After deploying, confirm everything is working:

Terminal window
# Check canister status
icp canister status frontend
# List uploaded assets
icp canister call frontend list '(record {})'
# Fetch the index page
icp canister call frontend http_request '(record {
url = "/";
method = "GET";
body = vec {};
headers = vec {};
certificate_version = opt 2;
})'

To test SPA routing, request a path that only exists as a client-side route:

Terminal window
icp canister call frontend http_request '(record {
url = "/about";
method = "GET";
body = vec {};
headers = vec {};
certificate_version = opt 2;
})'
# Should return status_code = 200 (index.html), not 404

Build output directory is empty or missing. The dir field in icp.yaml must point to the directory that exists after your build commands run. For Vite projects this is dist, for Next.js static exports it is out. If the directory does not exist at deploy time, icp deploy fails or deploys an empty canister.

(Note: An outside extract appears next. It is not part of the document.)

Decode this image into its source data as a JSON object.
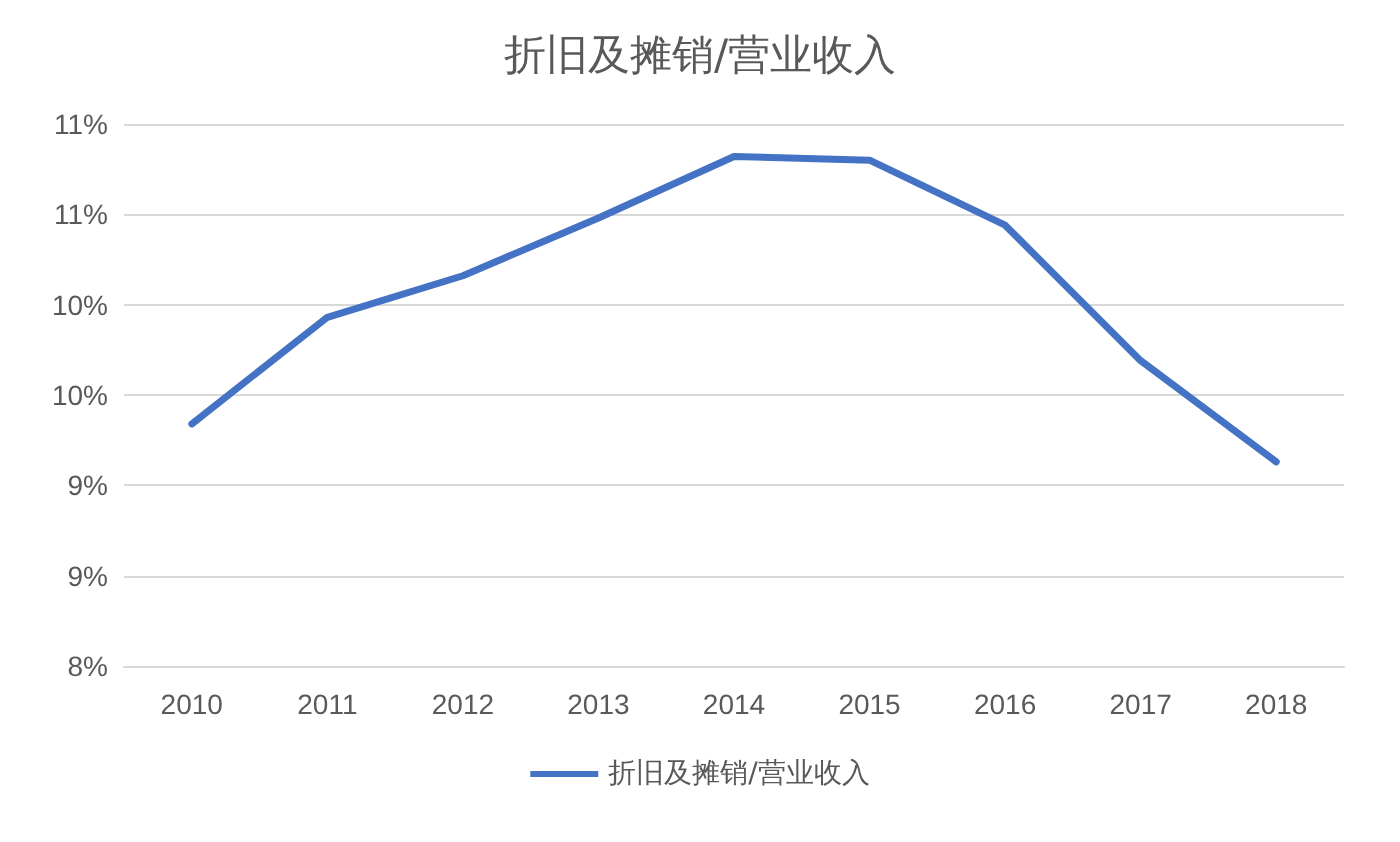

SPA routes return 404 on refresh. Add "enable_aliasing": true in .ic-assets.json5. Without this, the asset canister looks for a literal file at the requested path (e.g., /about) and returns 404 when it does not exist.

Wrong canister name in deploy command. If icp.yaml defines frontend but you run icp deploy assets, icp-cli creates a new canister instead of updating the existing one. Always use the exact name from your configuration.

Frontend cannot find backend canister IDs. Ensure both canisters are deployed together (icp deploy without arguments) so that all canister IDs are injected into all canisters. Deploying a single canister only updates that canister’s environment variables.

Content types are wrong for programmatic uploads. The asset canister infers content types from file extensions for files uploaded via icp deploy. When uploading programmatically with AssetManager, pass the contentType option explicitly.